31The days are surely coming, says the Lord, when I will make a new covenant with the house of Israel and the house of Judah. 32It will not be like the covenant that I made with their ancestors when I took them by the hand to bring them out of the land of Egypt—a covenant that they broke, though I was their husband, says the Lord.
33But this is the covenant that I will make with the house of Israel after those days, says the Lord: I will put my law within them, and I will write it on their hearts; and I will be their God, and they shall be my people. 34No longer shall they teach one another, or say to each other, "Know the Lord," for they shall all know me, from the least of them to the greatest, says the Lord; for I will forgive their iniquity, and remember their sin no more.
Last year we celebrated Reformation 500; this year we continue in a church that's still reforming—a reforming church that now includes the Roman Catholic branch of Christianity. Martin Luther insisted "worship and hymn-singing in the vernacular" was a mark of the true church. Especially with Reformation we're considering a vernacular church, a church that speaks the common language of the people, that presents Christianity (that's so very other than business as usual, other than status quo) with vocabulary and symbols everyday regular people understand.
Today we'll look at the prophet Jeremiah's proclamation of God's new covenant with all creation. This is one of the four classic Reformation scriptures; today we'll also be hearing from Romans 3 and from Psalm 46 that Martin Luther paraphrased for his famous hymn, A Mighty Fortress is Our God, but instead of the truth will make you free from John 8, we'll continue in Mark's gospel from where we left off last week with the story of Jesus healing blind Bartimaeus from chapter 10.

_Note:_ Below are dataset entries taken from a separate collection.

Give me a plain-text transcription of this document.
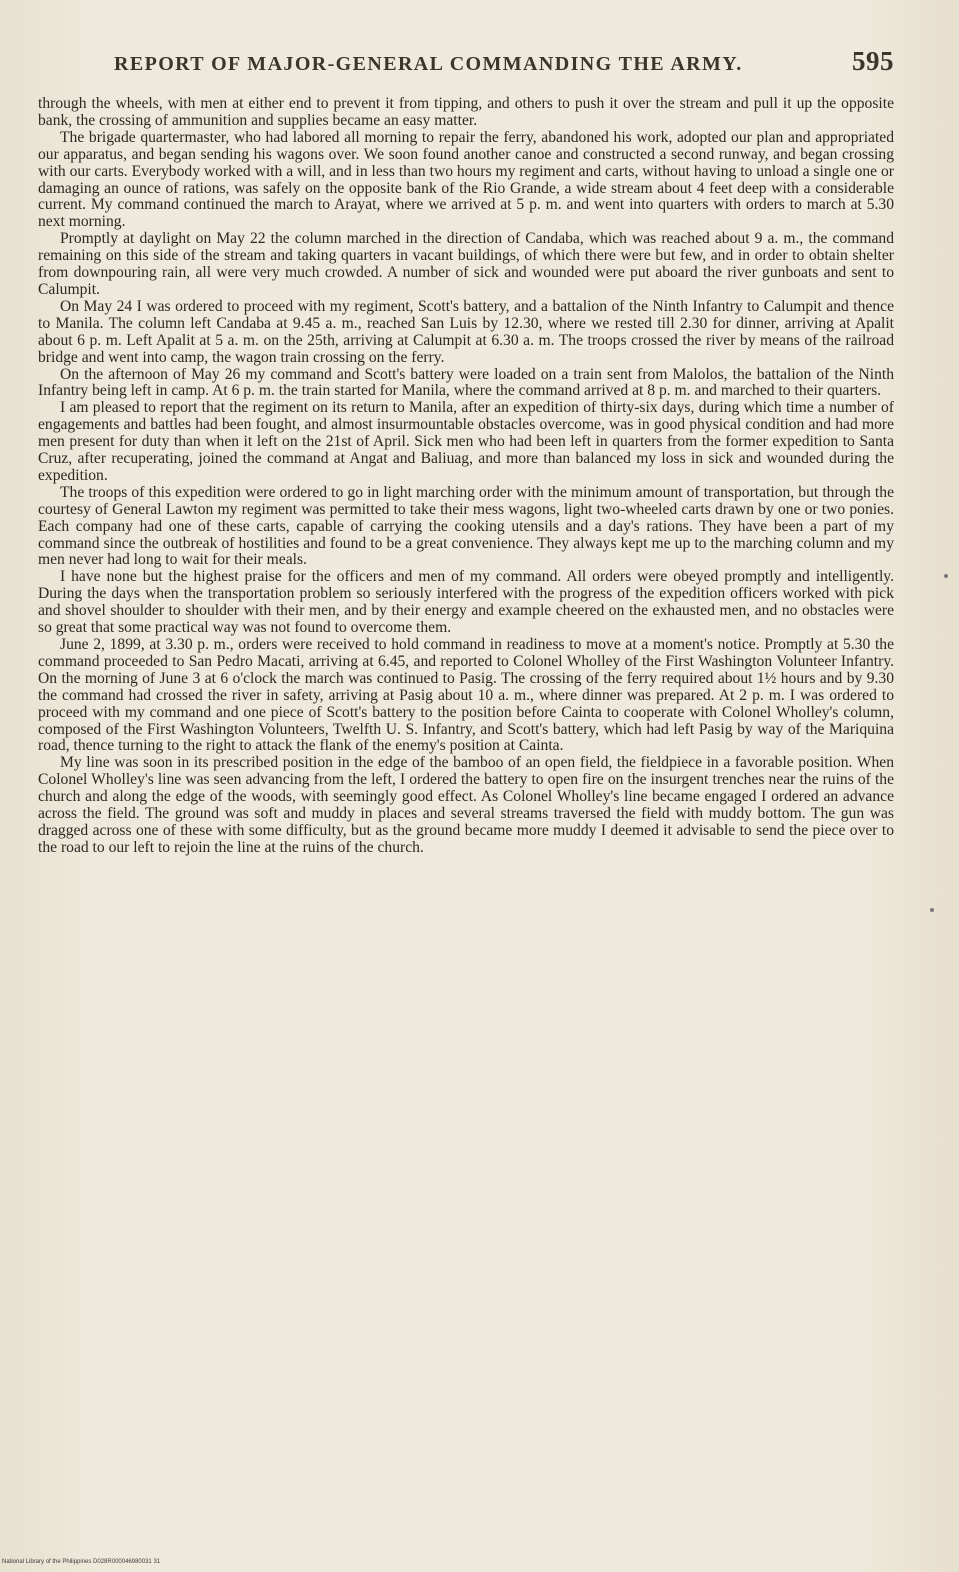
REPORT OF MAJOR-GENERAL COMMANDING THE ARMY.	595

through the wheels, with men at either end to prevent it from tipping, and others to push it over the stream and pull it up the opposite bank, the crossing of ammunition and supplies became an easy matter.

The brigade quartermaster, who had labored all morning to repair the ferry, abandoned his work, adopted our plan and appropriated our apparatus, and began sending his wagons over. We soon found another canoe and constructed a second runway, and began crossing with our carts. Everybody worked with a will, and in less than two hours my regiment and carts, without having to unload a single one or damaging an ounce of rations, was safely on the opposite bank of the Rio Grande, a wide stream about 4 feet deep with a considerable current. My command continued the march to Arayat, where we arrived at 5 p. m. and went into quarters with orders to march at 5.30 next morning.

Promptly at daylight on May 22 the column marched in the direction of Candaba, which was reached about 9 a. m., the command remaining on this side of the stream and taking quarters in vacant buildings, of which there were but few, and in order to obtain shelter from downpouring rain, all were very much crowded. A number of sick and wounded were put aboard the river gunboats and sent to Calumpit.

On May 24 I was ordered to proceed with my regiment, Scott's battery, and a battalion of the Ninth Infantry to Calumpit and thence to Manila. The column left Candaba at 9.45 a. m., reached San Luis by 12.30, where we rested till 2.30 for dinner, arriving at Apalit about 6 p. m. Left Apalit at 5 a. m. on the 25th, arriving at Calumpit at 6.30 a. m. The troops crossed the river by means of the railroad bridge and went into camp, the wagon train crossing on the ferry.

On the afternoon of May 26 my command and Scott's battery were loaded on a train sent from Malolos, the battalion of the Ninth Infantry being left in camp. At 6 p. m. the train started for Manila, where the command arrived at 8 p. m. and marched to their quarters.

I am pleased to report that the regiment on its return to Manila, after an expedition of thirty-six days, during which time a number of engagements and battles had been fought, and almost insurmountable obstacles overcome, was in good physical condition and had more men present for duty than when it left on the 21st of April. Sick men who had been left in quarters from the former expedition to Santa Cruz, after recuperating, joined the command at Angat and Baliuag, and more than balanced my loss in sick and wounded during the expedition.

The troops of this expedition were ordered to go in light marching order with the minimum amount of transportation, but through the courtesy of General Lawton my regiment was permitted to take their mess wagons, light two-wheeled carts drawn by one or two ponies. Each company had one of these carts, capable of carrying the cooking utensils and a day's rations. They have been a part of my command since the outbreak of hostilities and found to be a great convenience. They always kept me up to the marching column and my men never had long to wait for their meals.

I have none but the highest praise for the officers and men of my command. All orders were obeyed promptly and intelligently. During the days when the transportation problem so seriously interfered with the progress of the expedition officers worked with pick and shovel shoulder to shoulder with their men, and by their energy and example cheered on the exhausted men, and no obstacles were so great that some practical way was not found to overcome them.

June 2, 1899, at 3.30 p. m., orders were received to hold command in readiness to move at a moment's notice. Promptly at 5.30 the command proceeded to San Pedro Macati, arriving at 6.45, and reported to Colonel Wholley of the First Washington Volunteer Infantry. On the morning of June 3 at 6 o'clock the march was continued to Pasig. The crossing of the ferry required about 1½ hours and by 9.30 the command had crossed the river in safety, arriving at Pasig about 10 a. m., where dinner was prepared. At 2 p. m. I was ordered to proceed with my command and one piece of Scott's battery to the position before Cainta to cooperate with Colonel Wholley's column, composed of the First Washington Volunteers, Twelfth U. S. Infantry, and Scott's battery, which had left Pasig by way of the Mariquina road, thence turning to the right to attack the flank of the enemy's position at Cainta.

My line was soon in its prescribed position in the edge of the bamboo of an open field, the fieldpiece in a favorable position. When Colonel Wholley's line was seen advancing from the left, I ordered the battery to open fire on the insurgent trenches near the ruins of the church and along the edge of the woods, with seemingly good effect. As Colonel Wholley's line became engaged I ordered an advance across the field. The ground was soft and muddy in places and several streams traversed the field with muddy bottom. The gun was dragged across one of these with some difficulty, but as the ground became more muddy I deemed it advisable to send the piece over to the road to our left to rejoin the line at the ruins of the church.

National Library of the Philippines D028R000046980031 31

God's covenants or agreements with humanity and with all creation are a prominent feature of the Hebrew Bible or Old Testament and continue into the New Testament / New Covenant scriptures with Jesus Christ, God's ultimate covenant. Covenant comes from co-venire, coming together, and was a familiar concept in the Ancient Near East.
A new anything implies an old one, but this is more a new location than it is a new agreement. We've discussed how the heart in Hebrew biology isn't so much the seat of emotions as we think of it in the contemporary Western world as it is the location of a person's will. In Hebrew biology and bible, it goes beyond will or intention to include reason, wisdom, creativity, discernment, etc. (and also emotion). Jeremiah announces a covenantal word about the neighbor. This new proclamation of God's eternal covenanting relates to creating and sustaining community by following the guidelines God gave the people with the commandments; it will become natural and almost instinctive because it will be incarnate or embodied as part of everyone's being.
Remember the reference in last Sunday's gospel to kings? Remember God's people asking for a king like the other nations had to rule them?
God gave the commandments to the people with very recent freedom or liberation from working under conditions of imperial Egyptian slavery as the background. The people received the commandments as words of grace in the wilderness on their way to settling in the promised land, not when they reached their destination. Although God remained and still is the ultimate ruler (king, sovereign, monarch) of all of us, the commandments show people how to govern and rule themselves.
The commandments shape the people (that's us!) into rocking an anti-imperial lifestyle, into ruling and governing themselves my considering the needs of each other, by not making gods of money, power, fame, or material stuff.
Jeremiah 31:32 – the people broke the Sinai covenant of the ten commandments in a double sense: by shattering the stone tablets they were written on, and by not following them in their daily lives. Verse 33 – God and people literally belong to each other. Verse 34 – God for-gives (the reverse of give) so completely it's as if God totally forgets our wrongdoings.
Closely related: a note about the apostle's Paul's telling us in Romans the law doesn't save us. Almost every time Paul says "law," he refers to ceremonial, sacrificial, law and not to the covenantal, neighbor-oriented ten commandments.